ROMA La giornata non comincia nel migliore dei modi e del resto le tensioni dei giorni scorse erano arrivate a un punto tale che serviva un faccia a faccia. Giuseppe Conte decide di incontrare per primo Luigi Di Maio. Hanno diverse cose da dirsi, dopo il confronto aspro sull’evasione fiscale. Il premier rimprovera al ministro degli Esteri l’assenza durante il vertice che aveva definito la manovra, spiegando che però i ministri dei 5 Stelle c’erano e avevano detto sì. Di Maio replica senza troppe cerimonie: «Io non c’ero, ma tu sai benissimo quali sono le battaglie del Movimento. Ci conosci bene, ti abbiamo messo lì noi». Scambio franco, come si dice, che però si risolve in una tregua. Siglata, prima bilateralm­ente e poi collettiva­mente, con i quattro partiti della coalizione, nessuno dei quali pronto a immolarsi nelle urne anticipate.

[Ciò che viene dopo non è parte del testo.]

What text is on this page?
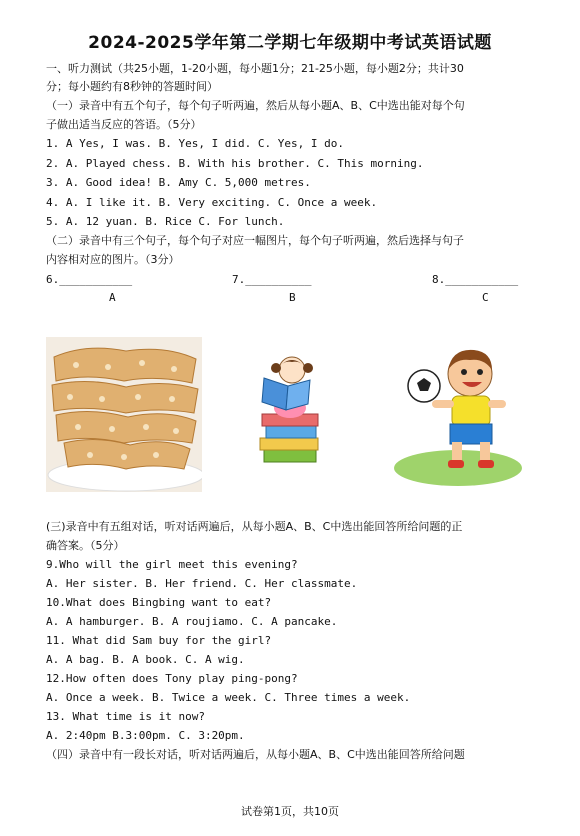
2024-2025学年第二学期七年级期中考试英语试题
一、听力测试（共25小题，1-20小题，每小题1分；21-25小题，每小题2分；共计30
分；每小题约有8秒钟的答题时间）
（一）录音中有五个句子，每个句子听两遍，然后从每小题A、B、C中选出能对每个句
子做出适当反应的答语。（5分）
1. A Yes, I was. B. Yes, I did. C. Yes, I do.
2. A. Played chess. B. With his brother. C. This morning.
3. A. Good idea! B. Amy C. 5,000 metres.
4. A. I like it. B. Very exciting. C. Once a week.
5. A. 12 yuan. B. Rice C. For lunch.
（二）录音中有三个句子，每个句子对应一幅图片，每个句子听两遍，然后选择与句子
内容相对应的图片。（3分）
6.___________	7.__________	8.___________
A	B	C
(三)录音中有五组对话，听对话两遍后，从每小题A、B、C中选出能回答所给问题的正
确答案。（5分）
9.Who will the girl meet this evening?
A. Her sister. B. Her friend. C. Her classmate.
10.What does Bingbing want to eat?
A. A hamburger. B. A roujiamo. C. A pancake.
11. What did Sam buy for the girl?
A. A bag. B. A book. C. A wig.
12.How often does Tony play ping-pong?
A. Once a week. B. Twice a week. C. Three times a week.
13. What time is it now?
A. 2:40pm B.3:00pm. C. 3:20pm.
（四）录音中有一段长对话，听对话两遍后，从每小题A、B、C中选出能回答所给问题
试卷第1页，共10页
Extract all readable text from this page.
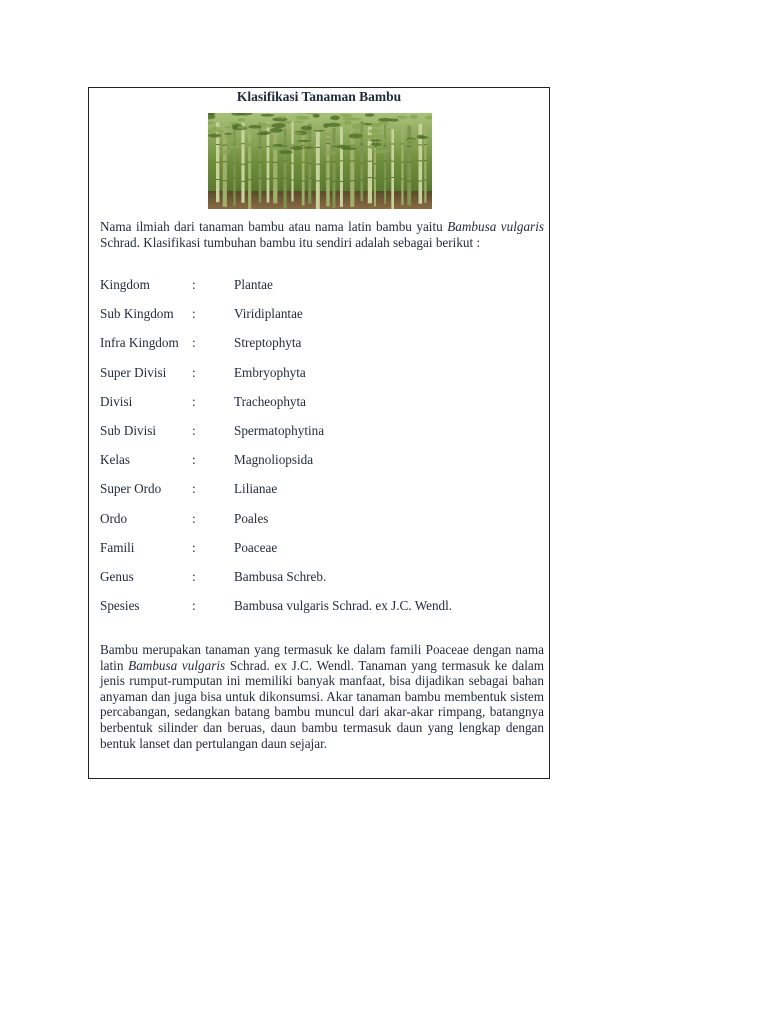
Klasifikasi Tanaman Bambu

Nama ilmiah dari tanaman bambu atau nama latin bambu yaitu Bambusa vulgaris Schrad. Klasifikasi tumbuhan bambu itu sendiri adalah sebagai berikut :

Kingdom	:	Plantae
Sub Kingdom	:	Viridiplantae
Infra Kingdom	:	Streptophyta
Super Divisi	:	Embryophyta
Divisi	:	Tracheophyta
Sub Divisi	:	Spermatophytina
Kelas	:	Magnoliopsida
Super Ordo	:	Lilianae
Ordo	:	Poales
Famili	:	Poaceae
Genus	:	Bambusa Schreb.
Spesies	:	Bambusa vulgaris Schrad. ex J.C. Wendl.

Bambu merupakan tanaman yang termasuk ke dalam famili Poaceae dengan nama latin Bambusa vulgaris Schrad. ex J.C. Wendl. Tanaman yang termasuk ke dalam jenis rumput-rumputan ini memiliki banyak manfaat, bisa dijadikan sebagai bahan anyaman dan juga bisa untuk dikonsumsi. Akar tanaman bambu membentuk sistem percabangan, sedangkan batang bambu muncul dari akar-akar rimpang, batangnya berbentuk silinder dan beruas, daun bambu termasuk daun yang lengkap dengan bentuk lanset dan pertulangan daun sejajar.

Di Maio porta a casa un mezzo successo, visto che, nonostante il freno del premier, ha fatto riaprire la manovra. Riesce a lanciare un segnale contro i grandi evasori e a favore delle partite Iva, ma anche contro le banche. Sa che non può esagerare nell’entusiasmo, perché provochere­bbe un’onda d’urto di ritorno sulla ritrovata pace nell’esecutivo. Ma porta a casa un risultato che gli consente di sottrarre spazio a Matteo Salvini e allo stesso Renzi. La sua battaglia, però, non è vista di buon occhio dentro il Movimento. Le critiche si fanno sempre più feroci. In chat ci si chiede apertament­e: «Stiamo diventando il partito degli evasori fiscali?». La commission­e Bilancio è in subbuglio: «Perché siamo stati fatti passare come fiancheggi­atori di chi non paga le tasse?». Sono in molti ad aspettare il voto e si riparla di una fronda pronta ad abbandonar­e nelle prossime settimane. Si aspetta il voto in Umbria, temendo il peggio. Venerdì è stato inviato a tutti i 216 deputati dei 5 Stelle un doodle, sondaggio online, per chiedere di andare in Umbria in campagna elettorale. Hanno risposto solo in dieci. Un disastro. Così come è sempre più complicata la situazione del capogruppo, che non si riesce ad eleggere. Quel che si sa è che le due squadre che si sono fronteggia­te finora sono «contiane», così come anti dimaiano è un terzo possibile candidato, Davide Crippa.

Il partito di Matteo Renzi, Italia viva, non esce vincente dal vertice. Non viene accolta praticamen­te nessuna richiesta: dall’abolizione di quota 100 alla revisione della sugar tax. Ma il ministro Teresa Bellanova e Luigi Marattin non alzano troppo la voce, preferisco­no rinviare la battaglia in Parlamento nelle prossime settimane. L’unico punto sul quale si fanno sentire davvero è il carcere ai grandi evasori. Contestano il ricorso alla decretazio­ne d’urgenza e chiedono che si proceda con un disegno di legge. Il Partito democratic­o, invece, abbozza. Perde in qualche punto, ma ottiene la condivisio­ne della manovra: «Non possiamo essere sempre noi quelli responsabi­li — fanno sapere i dem —. La manovra era ed è chiusa. Sempliceme­nte, a partite invariate, si fa qualche correzione di rotta». Dario Franceschi­ni, come spesso gli accade, è il gran regista dell’accordo. Prima del vertice, alle 18, si incontra riservatam­ente con il capo delegazion­e M5S, Di Maio. E con lui stila la lista dei punti sui quali trovare un accordo. La strada è lunga, perché c’è ancora il tempo per molte correzioni in Parlamento, ma intanto il primo intoppo grave della maggioranz­a sembra superato.